In mid-July, we will publish the next installment of our quarterly production report.  But uniquely — and in a departure from past efforts — this report will be based on a revised counting methodology, adjusted after 14 years to help us provide a fresh and more rigorous analysis of film production.

This will not be first time that we have modified our permit tracking efforts.  In 2004, and again in 2008, FilmL.A. subdivided existing film production categories to help zero in on permitting activity for specific film genres.  For example, in 2004 we went from simply reporting on “television” to reporting on reality television, TV dramas, TV sitcoms, TV pilots and other specific categories.

The new tracking adjustment is significantly more involved than that, because it requires us to distinguish between the permit-pulling practices of producers by genre and treat differently the way their permits accrue permitted production days (PPD).

FilmL.A. has long defined one PPD as the permission granted to one crew to work at one location on one project during any given 24-hour period.  That definition will not change using the new counting methodology, but how we define a “location” will be made much more specific.

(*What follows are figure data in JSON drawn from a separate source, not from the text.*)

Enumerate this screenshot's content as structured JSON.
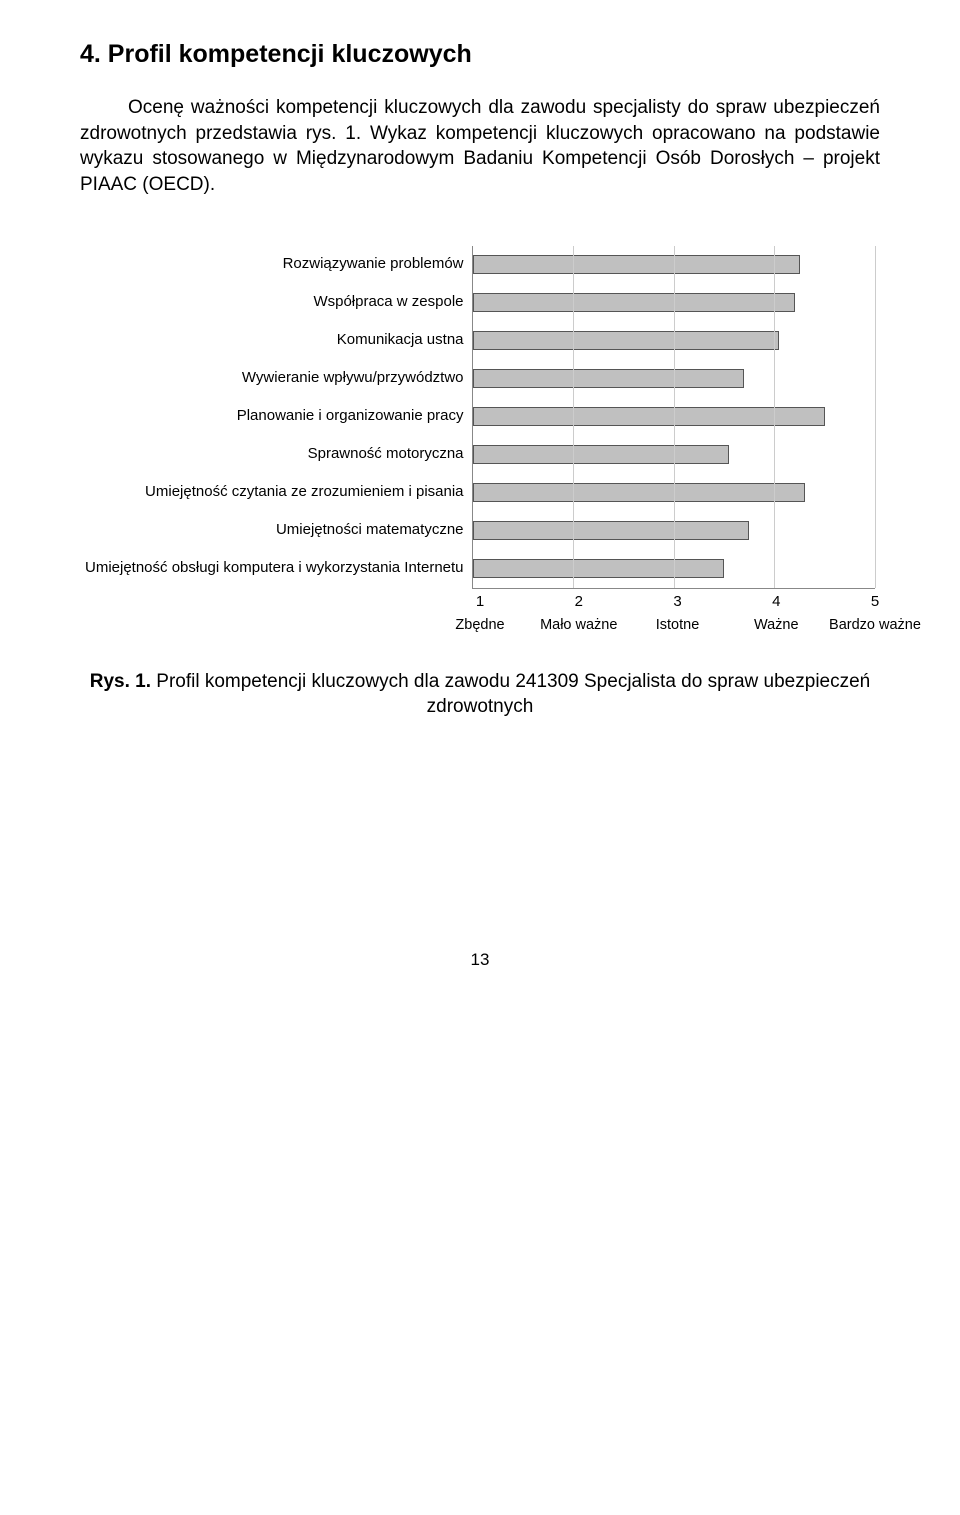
{
  "heading": "4. Profil kompetencji kluczowych",
  "paragraph": "Ocenę ważności kompetencji kluczowych dla zawodu specjalisty do spraw ubezpieczeń zdrowotnych przedstawia rys. 1. Wykaz kompetencji kluczowych opracowano na podstawie wykazu stosowanego w Międzynarodowym Badaniu Kompetencji Osób Dorosłych – projekt PIAAC (OECD).",
  "chart": {
    "type": "bar-horizontal",
    "xmin": 1,
    "xmax": 5,
    "xtick_values": [
      1,
      2,
      3,
      4,
      5
    ],
    "xtick_categories": [
      "Zbędne",
      "Mało ważne",
      "Istotne",
      "Ważne",
      "Bardzo ważne"
    ],
    "grid_color": "#cccccc",
    "axis_color": "#888888",
    "bar_fill": "#c0c0c0",
    "bar_border": "#555555",
    "background": "#ffffff",
    "label_fontsize": 15,
    "tick_fontsize": 15,
    "items": [
      {
        "label": "Rozwiązywanie problemów",
        "value": 4.25
      },
      {
        "label": "Współpraca w zespole",
        "value": 4.2
      },
      {
        "label": "Komunikacja ustna",
        "value": 4.05
      },
      {
        "label": "Wywieranie wpływu/przywództwo",
        "value": 3.7
      },
      {
        "label": "Planowanie i organizowanie pracy",
        "value": 4.5
      },
      {
        "label": "Sprawność motoryczna",
        "value": 3.55
      },
      {
        "label": "Umiejętność czytania ze zrozumieniem i pisania",
        "value": 4.3
      },
      {
        "label": "Umiejętności matematyczne",
        "value": 3.75
      },
      {
        "label": "Umiejętność obsługi komputera i wykorzystania Internetu",
        "value": 3.5
      }
    ]
  },
  "caption_prefix": "Rys. 1.",
  "caption_text": " Profil kompetencji kluczowych dla zawodu 241309 Specjalista do spraw ubezpieczeń zdrowotnych",
  "page_number": "13"
}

Total reported PPD, particularly in certain categories such as reality television, is expected to decrease as a result.

We at FilmL.A. are always trying to refine and improve upon our internal processes, including the tools that we use to track on-location filming.  This change in methodology will allow us to better inform our municipal clients about filming in their areas, as well as aid those who depend on our data to make business and policy decisions.

Look for the next quarterly report to become available in a couple of weeks.